03 novembro 2016

O ALMOCREVE DA REPÚBLICA - Política e Justiça na I República

POLÍTICA E JUSTIÇA NA I REPÚBLICA,Luís Bigotte Chorão
Um Regime entre a Legalidade e a Excepção Vol. 1 : 1910-1915
Colecção História Contemporânea
Livraria Letra Livre, 1.ª edição Janeiro 2011

"O título escolhido traduz rigorosamente o objecto da investigação, e o subtítulo clarifica a perspectiva de análise historiográfica que tem a particularidade de se abrir à compreensão do elemento jurídico. Sendo certo que este elemento é incindível da realidade histórica global, facto é que ele se afirma na sua especificidade própria, pelo que naturalmente determina, ou ao menos influencia, o critério da sua apreensão e relacionamento com outros factores históricos."
      O perfeito advogado e o «aspecto profundamente injurídico» da República
Quando na noite de 16 de Fevereiro de 1921, José Soares da Cunha e Costa subiu à tribuna da Associação dos Advogados de Lisboa para proferir a «conferência solene do ano associativo», decidiu confrontar a assembleia, não com a discussão de uma qualquer questão exegética da ciência jurídica - a que estavam acostumados os habituais frequentadores dos trabalhos da Associação  -, mas com um tema de dupla relevância jurídica e política, e permanente actualidade.
      Cunha e Costa, é certo, alinhara desde os seus tempos de escolar de Direito em Coimbra com os adversários da monarquia (...). Integrou depois as listas eleitorais do Partido Republicano e foi eleito vereador em Lisboa, guindando-se, logo após o 5 de Outubro, a colaborador próximo de Afonso Costa, a respeito de cuja «individualidade inconfundível» - assim a caracterizou -, já antes notara o que mais o cativava e seduzia: «a sobriedade dos processos com os quais obtém os máximos efeitos».
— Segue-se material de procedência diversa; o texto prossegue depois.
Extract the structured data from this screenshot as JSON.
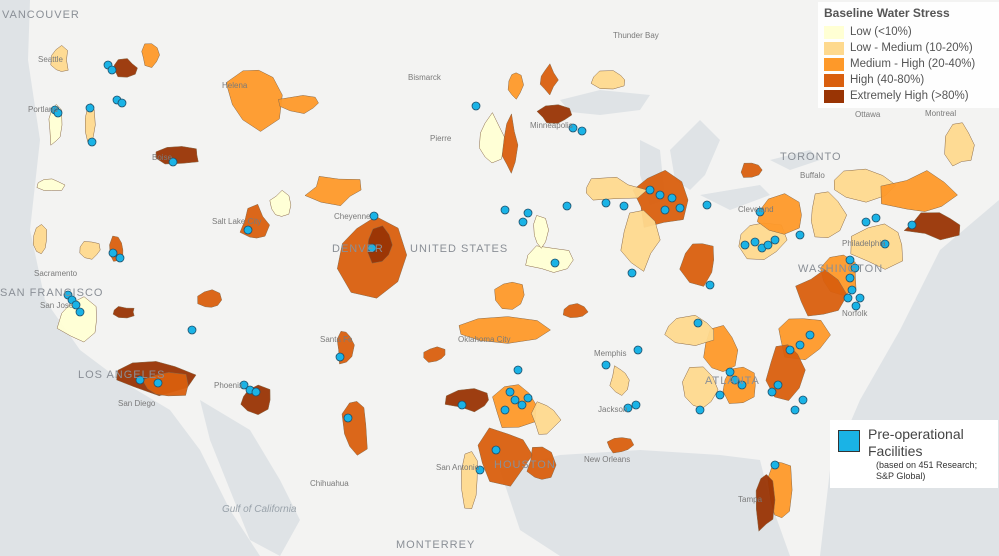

(...) Como por certo nenhum dos circunstantes ignoraria que pudesse suceder, Cunha e Costa transformou a sua comunicação, irrepreensível no plano formal, numa violenta catilinária contra o que qualificou constituir a «tara» inicial do regime: « o seu aspecto profundamente injurídico».
      Na palavra do conferencista, o diagnóstico não se revestia propriamente de novidade, pois no final de 1911 escrevera nas páginas de O Dia:
      «Abundam as leis de efeito retroactivo, as leis de circunstância, as leis proscriptoras dos direitos mais autenticamente adquiridos. A legislação da República é a incerteza do Direito. A República não tem, por ora, a noção de Direito.19.
Há nos republicanos de governo uma tendência irresistível para o arbítrio. Confundem facilmente a energia com a violência. Reincidem instintivamente em todas as práticas que precipitaram a queda de João Franco e da Monarquia».